BATU BARA-(Polmas Poldasu)-Bendera adalah lambang Negara yang wajib dijunjung tinggi dan dihormati oleh setiap warga Negara Republik Indonesia, Maka untuk itu Pemerintah telah membuat undang-undang Nomor 24 Tahun 2009 tentang Bendera, Bahasa dan Lambang Negara serta lagu Kebangsaan.
Walaupun Undang-undang tentang bendera, bahasa, dan lambang negara, serta lagu kebangsaan Indonesia merupakan sarana pemersatu, identitas, dan wujud eksistensi bangsa yang menjadi simbol kedaulatan dan kehormatan negara sebagaimana diamanatkan dalam Undang-Undang Dasar Negara Republik Indonesia Tahun 1945;
Bahwa bendera, bahasa, dan lambang negara, serta lagu kebangsaan Indonesia merupakan manifestasi kebudayaan yang berakar pada sejarah perjuangan bangsa, kesatuan dalam keragaman budaya, dan kesamaan dalam mewujudkan cita-cita bangsa dan Negara Kesatuan Republik Indonesia;
Namun hal itu tidaklah bisa dijadikan acuan dan pedoman Prioritas bagi salah satu Pimpinan Perusahaan BUMN yang ada di Kecamatan Tanjung tiram Kab. Batu Bara.
Pasalnya Kepala BRI Unit Tanjung tiram ditemukan masih mengibarkan Bendera di halaman Kantornya dalam Keadaan Koyak dan kusam jika mengacu kepada Undang-Undang No 24 Tahun 2009 tentang Bendera, Bahasa, dan lambang Negara serta lagu kebangsaan, pasal 24 huruf C, setiap orang dilarang mengibarkan Bendera Negara yang rusak, robek, luntur, kusut, atau kusam.
“Sesuai UU tersebut, jika bendera negara yang dikibarkan itu rusak maka dapat dikenakan pidana dengan penjara paling lama 1 tahun dan denda paling banyak Rp 100 juta rupiah.”
Saat ditemui Wartawan di ruangan Kerjanya Dirut BRI Unit Tanjung Tiram Iswari Jona Purba mengaku tidak mengetahui bahwa bendera yang terpasang berkibar di halaman kantornya koyak dan kusam.
“Maaf bang!
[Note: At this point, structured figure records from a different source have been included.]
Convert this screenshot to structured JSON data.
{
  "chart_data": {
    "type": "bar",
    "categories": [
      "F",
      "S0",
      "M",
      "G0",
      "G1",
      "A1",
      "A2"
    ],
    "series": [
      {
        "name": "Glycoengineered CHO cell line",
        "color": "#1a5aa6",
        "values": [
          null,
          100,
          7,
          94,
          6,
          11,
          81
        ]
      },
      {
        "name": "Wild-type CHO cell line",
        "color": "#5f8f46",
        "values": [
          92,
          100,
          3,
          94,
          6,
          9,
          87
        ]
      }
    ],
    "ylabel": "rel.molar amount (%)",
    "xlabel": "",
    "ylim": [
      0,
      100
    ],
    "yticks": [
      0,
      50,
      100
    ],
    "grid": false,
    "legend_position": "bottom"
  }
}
Saya baru disini, jadi kurang tau itu, saya lalai, Ungkapnya kepada Sejumlah Wartawan dan LSM.
Terpisah, Menyikapi hal tersebut Roberth Simanjuntak SH, wakil Ketua 1 FKPPI Kab. Batu Bara Sangat menyesalkan terjadinya pembiaran pengibaran bendera yang koyak dan kusam oleh pihak BRI, padahal Bendera adalah simbol Negara yang wajib dijaga dan diperhatikan sebelum dikibarkan,
Lanjut Robeth, “Untuk memberi efek jera dan bertujuan agar bisa dipedomani, Wakil Ketua FKPPI akan melaporkan kejadian tersebut kepada Pimpinan Cabang BRI Kisaran untuk meninjau kinerja dan tanggung jawab bawahannya, Selanjutnya diteruskan Ke Aparat Penegak Hukum.”katanya
“Tujuannya kedepan Kejadian seperti ini tidak terulang kembali.”tegas Robeth.